Worries of a bubble have simmered beneath the cheer as generative AI optimism catapulted global stock markets to record highs in the past year.

But Bank of America equity-linked analysts say volatility levels suggest AI is not in fact a bubble (though they caveat that with a "yet".)

"Volatility rising along with asset prices is among the clearest signs of an asset bubble," they say, "...however, the lack of a material rise in tech volatility suggests we are not there yet."

This is a good sign. Especially given volatility rose before the market peak of every post-1920s asset bubble, according to BofA.

"Return dispersion (how much stocks diverge) also shows few bubble signs as do valuations compared to the late '90s,".

All very reassuring. But don't get too relaxed.

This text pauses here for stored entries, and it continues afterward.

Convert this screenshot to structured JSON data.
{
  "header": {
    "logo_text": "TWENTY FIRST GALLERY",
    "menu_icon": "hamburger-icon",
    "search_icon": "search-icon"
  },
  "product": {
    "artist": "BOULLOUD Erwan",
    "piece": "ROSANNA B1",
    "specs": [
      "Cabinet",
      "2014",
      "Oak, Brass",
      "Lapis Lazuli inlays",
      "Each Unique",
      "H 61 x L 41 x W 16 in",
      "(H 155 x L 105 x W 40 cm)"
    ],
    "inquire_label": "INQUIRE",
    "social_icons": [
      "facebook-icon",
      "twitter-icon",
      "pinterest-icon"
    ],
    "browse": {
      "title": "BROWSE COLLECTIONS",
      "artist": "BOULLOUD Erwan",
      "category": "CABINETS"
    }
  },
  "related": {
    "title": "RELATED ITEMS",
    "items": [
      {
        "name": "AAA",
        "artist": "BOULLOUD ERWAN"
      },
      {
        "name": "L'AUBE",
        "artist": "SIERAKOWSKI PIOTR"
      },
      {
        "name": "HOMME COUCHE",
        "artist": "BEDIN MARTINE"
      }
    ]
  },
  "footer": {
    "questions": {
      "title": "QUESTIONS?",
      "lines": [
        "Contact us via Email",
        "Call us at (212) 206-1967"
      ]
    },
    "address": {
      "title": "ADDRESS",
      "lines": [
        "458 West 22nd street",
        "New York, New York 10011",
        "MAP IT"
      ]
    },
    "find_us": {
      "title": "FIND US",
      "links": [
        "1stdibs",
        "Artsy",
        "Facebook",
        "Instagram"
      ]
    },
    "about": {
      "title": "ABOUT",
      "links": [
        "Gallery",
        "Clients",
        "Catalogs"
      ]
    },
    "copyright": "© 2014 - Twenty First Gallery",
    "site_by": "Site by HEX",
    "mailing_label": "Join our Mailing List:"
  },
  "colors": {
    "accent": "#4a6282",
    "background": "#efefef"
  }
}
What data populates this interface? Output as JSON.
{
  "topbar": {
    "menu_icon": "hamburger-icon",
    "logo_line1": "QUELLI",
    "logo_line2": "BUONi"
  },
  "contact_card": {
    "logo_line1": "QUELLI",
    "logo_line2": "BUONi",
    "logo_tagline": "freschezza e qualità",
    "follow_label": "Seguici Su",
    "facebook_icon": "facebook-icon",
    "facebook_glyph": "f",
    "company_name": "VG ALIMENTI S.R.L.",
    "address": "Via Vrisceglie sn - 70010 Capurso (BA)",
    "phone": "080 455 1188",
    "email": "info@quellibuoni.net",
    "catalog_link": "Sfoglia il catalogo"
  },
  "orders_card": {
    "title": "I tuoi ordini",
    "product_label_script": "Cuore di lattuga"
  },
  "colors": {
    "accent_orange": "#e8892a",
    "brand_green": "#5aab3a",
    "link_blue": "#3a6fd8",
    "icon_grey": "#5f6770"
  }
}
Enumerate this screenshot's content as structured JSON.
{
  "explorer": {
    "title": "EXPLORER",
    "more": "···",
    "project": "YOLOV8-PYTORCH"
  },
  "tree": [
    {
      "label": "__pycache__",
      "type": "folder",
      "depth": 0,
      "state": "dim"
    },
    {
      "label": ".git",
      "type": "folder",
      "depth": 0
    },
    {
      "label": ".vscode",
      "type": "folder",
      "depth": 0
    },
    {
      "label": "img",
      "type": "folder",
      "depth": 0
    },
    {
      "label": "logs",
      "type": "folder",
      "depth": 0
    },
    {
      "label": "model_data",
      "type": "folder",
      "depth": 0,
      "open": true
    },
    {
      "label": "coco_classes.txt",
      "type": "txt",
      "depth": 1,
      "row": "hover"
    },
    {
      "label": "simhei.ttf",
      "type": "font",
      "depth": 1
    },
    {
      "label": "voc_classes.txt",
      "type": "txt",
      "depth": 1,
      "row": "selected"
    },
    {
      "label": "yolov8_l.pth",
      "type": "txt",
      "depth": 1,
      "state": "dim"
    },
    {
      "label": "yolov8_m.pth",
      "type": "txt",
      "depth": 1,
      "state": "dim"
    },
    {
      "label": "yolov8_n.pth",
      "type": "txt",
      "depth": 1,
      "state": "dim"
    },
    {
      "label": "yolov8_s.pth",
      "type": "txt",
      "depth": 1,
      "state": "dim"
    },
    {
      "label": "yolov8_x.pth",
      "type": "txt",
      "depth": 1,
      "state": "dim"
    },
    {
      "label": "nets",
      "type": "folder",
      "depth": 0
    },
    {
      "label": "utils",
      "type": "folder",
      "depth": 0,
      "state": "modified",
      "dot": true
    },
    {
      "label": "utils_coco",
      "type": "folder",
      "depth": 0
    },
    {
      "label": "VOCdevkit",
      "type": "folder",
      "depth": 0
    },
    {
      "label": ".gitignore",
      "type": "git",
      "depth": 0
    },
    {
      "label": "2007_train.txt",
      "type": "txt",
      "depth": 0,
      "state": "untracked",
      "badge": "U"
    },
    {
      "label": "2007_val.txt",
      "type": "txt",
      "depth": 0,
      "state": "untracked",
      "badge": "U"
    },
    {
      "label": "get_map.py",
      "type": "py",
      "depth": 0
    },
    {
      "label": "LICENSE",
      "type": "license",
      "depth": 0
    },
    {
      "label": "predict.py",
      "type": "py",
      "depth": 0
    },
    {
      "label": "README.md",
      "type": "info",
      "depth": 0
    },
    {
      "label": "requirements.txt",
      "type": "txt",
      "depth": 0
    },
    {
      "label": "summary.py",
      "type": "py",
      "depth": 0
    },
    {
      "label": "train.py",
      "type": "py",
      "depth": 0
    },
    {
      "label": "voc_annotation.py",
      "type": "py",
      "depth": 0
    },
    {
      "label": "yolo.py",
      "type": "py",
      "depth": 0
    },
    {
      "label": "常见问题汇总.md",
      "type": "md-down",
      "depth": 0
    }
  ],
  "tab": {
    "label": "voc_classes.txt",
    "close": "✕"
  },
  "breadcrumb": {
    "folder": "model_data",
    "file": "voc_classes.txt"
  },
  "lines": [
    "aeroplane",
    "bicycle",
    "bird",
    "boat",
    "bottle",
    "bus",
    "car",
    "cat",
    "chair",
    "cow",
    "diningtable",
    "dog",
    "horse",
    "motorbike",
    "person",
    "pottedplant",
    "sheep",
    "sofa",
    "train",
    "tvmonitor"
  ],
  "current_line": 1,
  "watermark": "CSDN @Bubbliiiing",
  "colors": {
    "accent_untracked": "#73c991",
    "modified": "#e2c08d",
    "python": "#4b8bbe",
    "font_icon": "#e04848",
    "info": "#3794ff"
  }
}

BofA still thinks incorporating AI into the economy without a subsequent bubble might prove tricky.

"It may be hard to avoid given the likely significant but unclear way in which AI will impact the global economy, not dissimilar to the internet in the '90s or railroads in 1840s Britain," they write.

"The potential for irrationality" is only strengthened by the dominance of price momentum, investors' belief in buying equity dips, and meme stock popularity, they warn.

Active stockpickers should be particularly astute.

BofA says the proportion of active equity risk emanating from U.S. tech today is at all-time highs, even surpassing the 2000s.

If an AI bubble does develop, this could rise even further, making it increasingly challenging to generate alpha outside of these dominant stocks, they say.